The potential errors introduced into research results by using only coded data in electronic records have not yet been quantified. The PREP project (http://www.informatics.sussex.ac.uk/research/projects/PREP/1.htm) has been funded by the Wellcome Trust to explore the extent to which accessing the free text in GP records affects the results of research. In particular, we are asking whether information from free text changes incidence estimates for rheumatoid arthritis or estimates of the delay between first presentation and diagnosis of ovarian cancer. We are developing methodologies to facilitate this access to text, including techniques for anonymisation and NLP to produce structured data in the form of additional codes derived from text. As part of this development, we will assess the accuracy of the data produced by NLP. Complementary, field studies exploring the factors influencing data entry in GP surgeries will use a human computer interaction approach to increase our understanding of the balance between coded and unstructured data.

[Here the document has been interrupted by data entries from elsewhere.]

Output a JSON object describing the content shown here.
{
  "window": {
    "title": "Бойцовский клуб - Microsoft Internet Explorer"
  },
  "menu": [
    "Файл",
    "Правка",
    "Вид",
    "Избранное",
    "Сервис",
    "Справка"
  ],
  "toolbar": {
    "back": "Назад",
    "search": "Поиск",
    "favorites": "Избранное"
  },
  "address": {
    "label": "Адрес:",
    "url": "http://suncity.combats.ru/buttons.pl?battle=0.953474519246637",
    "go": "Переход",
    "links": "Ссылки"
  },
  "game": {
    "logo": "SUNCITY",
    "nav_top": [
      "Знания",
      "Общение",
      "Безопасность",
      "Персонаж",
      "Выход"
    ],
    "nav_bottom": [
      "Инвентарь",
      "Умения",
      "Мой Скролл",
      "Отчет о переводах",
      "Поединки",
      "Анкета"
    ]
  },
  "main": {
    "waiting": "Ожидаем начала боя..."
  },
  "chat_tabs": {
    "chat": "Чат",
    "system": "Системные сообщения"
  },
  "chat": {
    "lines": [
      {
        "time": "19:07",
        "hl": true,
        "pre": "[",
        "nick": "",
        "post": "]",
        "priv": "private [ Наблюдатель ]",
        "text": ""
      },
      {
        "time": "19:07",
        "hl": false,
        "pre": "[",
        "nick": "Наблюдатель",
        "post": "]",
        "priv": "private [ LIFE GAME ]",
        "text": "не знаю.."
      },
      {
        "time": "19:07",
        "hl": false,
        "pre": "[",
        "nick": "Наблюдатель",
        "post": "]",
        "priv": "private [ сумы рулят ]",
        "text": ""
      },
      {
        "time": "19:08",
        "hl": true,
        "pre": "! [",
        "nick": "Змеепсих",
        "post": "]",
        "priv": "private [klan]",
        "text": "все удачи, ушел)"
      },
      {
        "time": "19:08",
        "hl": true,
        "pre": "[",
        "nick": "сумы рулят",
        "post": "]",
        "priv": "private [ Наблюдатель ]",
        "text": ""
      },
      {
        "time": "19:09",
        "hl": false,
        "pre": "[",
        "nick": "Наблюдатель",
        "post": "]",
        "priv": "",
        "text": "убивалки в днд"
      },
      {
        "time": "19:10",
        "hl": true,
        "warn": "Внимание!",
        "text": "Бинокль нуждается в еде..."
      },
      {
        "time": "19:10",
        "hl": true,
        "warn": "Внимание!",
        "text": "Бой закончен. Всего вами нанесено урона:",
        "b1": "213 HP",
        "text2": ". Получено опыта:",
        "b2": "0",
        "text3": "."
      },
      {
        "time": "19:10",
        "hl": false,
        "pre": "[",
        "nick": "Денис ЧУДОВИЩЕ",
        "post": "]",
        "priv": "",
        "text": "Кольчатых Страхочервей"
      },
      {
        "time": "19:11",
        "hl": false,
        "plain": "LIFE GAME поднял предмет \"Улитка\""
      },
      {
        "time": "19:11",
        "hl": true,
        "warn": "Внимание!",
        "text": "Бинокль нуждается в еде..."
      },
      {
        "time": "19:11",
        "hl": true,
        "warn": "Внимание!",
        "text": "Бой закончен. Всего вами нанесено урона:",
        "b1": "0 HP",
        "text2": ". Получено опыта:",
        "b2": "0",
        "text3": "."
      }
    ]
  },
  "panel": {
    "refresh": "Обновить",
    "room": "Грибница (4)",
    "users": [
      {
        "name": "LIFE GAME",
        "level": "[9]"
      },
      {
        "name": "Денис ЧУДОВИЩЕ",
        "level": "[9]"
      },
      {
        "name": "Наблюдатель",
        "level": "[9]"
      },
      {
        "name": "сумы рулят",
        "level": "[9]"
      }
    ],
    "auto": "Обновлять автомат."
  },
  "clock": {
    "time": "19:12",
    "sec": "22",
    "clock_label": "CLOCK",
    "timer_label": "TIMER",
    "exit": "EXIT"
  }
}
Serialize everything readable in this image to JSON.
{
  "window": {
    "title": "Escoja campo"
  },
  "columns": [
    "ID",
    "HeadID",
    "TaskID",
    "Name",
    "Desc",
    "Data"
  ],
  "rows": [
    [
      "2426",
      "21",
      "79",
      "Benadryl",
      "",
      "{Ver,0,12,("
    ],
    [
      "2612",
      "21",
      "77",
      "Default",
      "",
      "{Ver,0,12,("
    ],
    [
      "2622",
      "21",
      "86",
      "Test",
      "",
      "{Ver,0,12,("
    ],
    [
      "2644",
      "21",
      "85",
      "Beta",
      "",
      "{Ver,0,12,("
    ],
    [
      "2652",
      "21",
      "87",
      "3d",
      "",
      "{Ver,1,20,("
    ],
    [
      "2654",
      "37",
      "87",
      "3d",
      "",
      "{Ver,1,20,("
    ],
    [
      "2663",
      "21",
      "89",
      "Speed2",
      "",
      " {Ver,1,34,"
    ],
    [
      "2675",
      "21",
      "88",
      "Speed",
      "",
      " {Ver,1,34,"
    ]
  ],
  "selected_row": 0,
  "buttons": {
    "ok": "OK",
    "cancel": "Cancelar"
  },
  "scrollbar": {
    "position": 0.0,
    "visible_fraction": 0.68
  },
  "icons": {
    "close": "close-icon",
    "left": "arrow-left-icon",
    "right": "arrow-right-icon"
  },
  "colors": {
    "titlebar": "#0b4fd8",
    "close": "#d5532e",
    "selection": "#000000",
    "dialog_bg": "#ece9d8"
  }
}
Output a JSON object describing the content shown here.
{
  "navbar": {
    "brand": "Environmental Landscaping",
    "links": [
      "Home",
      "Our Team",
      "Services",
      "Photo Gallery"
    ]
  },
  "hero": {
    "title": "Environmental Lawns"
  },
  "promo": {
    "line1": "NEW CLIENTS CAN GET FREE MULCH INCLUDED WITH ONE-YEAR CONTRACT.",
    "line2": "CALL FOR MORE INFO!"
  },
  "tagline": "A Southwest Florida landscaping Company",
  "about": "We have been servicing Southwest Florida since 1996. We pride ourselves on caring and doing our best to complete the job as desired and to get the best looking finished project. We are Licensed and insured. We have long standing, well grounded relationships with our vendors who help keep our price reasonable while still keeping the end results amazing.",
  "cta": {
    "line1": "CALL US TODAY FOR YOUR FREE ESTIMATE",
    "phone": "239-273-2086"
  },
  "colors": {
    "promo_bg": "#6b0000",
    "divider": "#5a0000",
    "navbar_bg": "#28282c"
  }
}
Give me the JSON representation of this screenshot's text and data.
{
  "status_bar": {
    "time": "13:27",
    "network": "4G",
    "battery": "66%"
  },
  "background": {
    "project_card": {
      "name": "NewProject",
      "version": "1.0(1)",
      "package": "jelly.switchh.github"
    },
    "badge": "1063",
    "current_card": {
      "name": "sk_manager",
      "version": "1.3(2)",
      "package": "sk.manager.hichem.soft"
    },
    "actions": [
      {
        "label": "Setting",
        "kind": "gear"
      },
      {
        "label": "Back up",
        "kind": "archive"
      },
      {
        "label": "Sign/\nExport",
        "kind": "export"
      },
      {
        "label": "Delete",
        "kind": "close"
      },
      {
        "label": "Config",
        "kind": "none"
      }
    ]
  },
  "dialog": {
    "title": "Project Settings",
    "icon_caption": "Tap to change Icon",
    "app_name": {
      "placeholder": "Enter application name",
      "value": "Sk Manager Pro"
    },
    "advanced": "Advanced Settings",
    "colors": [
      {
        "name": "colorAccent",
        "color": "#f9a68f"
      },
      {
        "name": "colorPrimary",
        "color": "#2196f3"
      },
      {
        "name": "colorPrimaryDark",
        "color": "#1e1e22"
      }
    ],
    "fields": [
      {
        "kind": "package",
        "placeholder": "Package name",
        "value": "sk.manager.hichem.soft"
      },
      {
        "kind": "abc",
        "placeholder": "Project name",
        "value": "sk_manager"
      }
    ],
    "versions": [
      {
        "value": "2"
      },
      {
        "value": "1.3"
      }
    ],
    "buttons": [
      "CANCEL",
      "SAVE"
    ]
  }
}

We recommend that free text is considered as an integral part of the electronic record and wherever possible is included in research studies, so that its contribution can continue to be assessed. Both internal and external validation require free text information and technological advances in free text processing mean that we may be within sight of automated internal and external validation, including searching for false negatives. The impact of code choice on study results should, in the meantime, be routinely investigated by the inclusion of sensitivity analyses.

CONFLICT OF INTEREST

The authors declare no conflict of interest.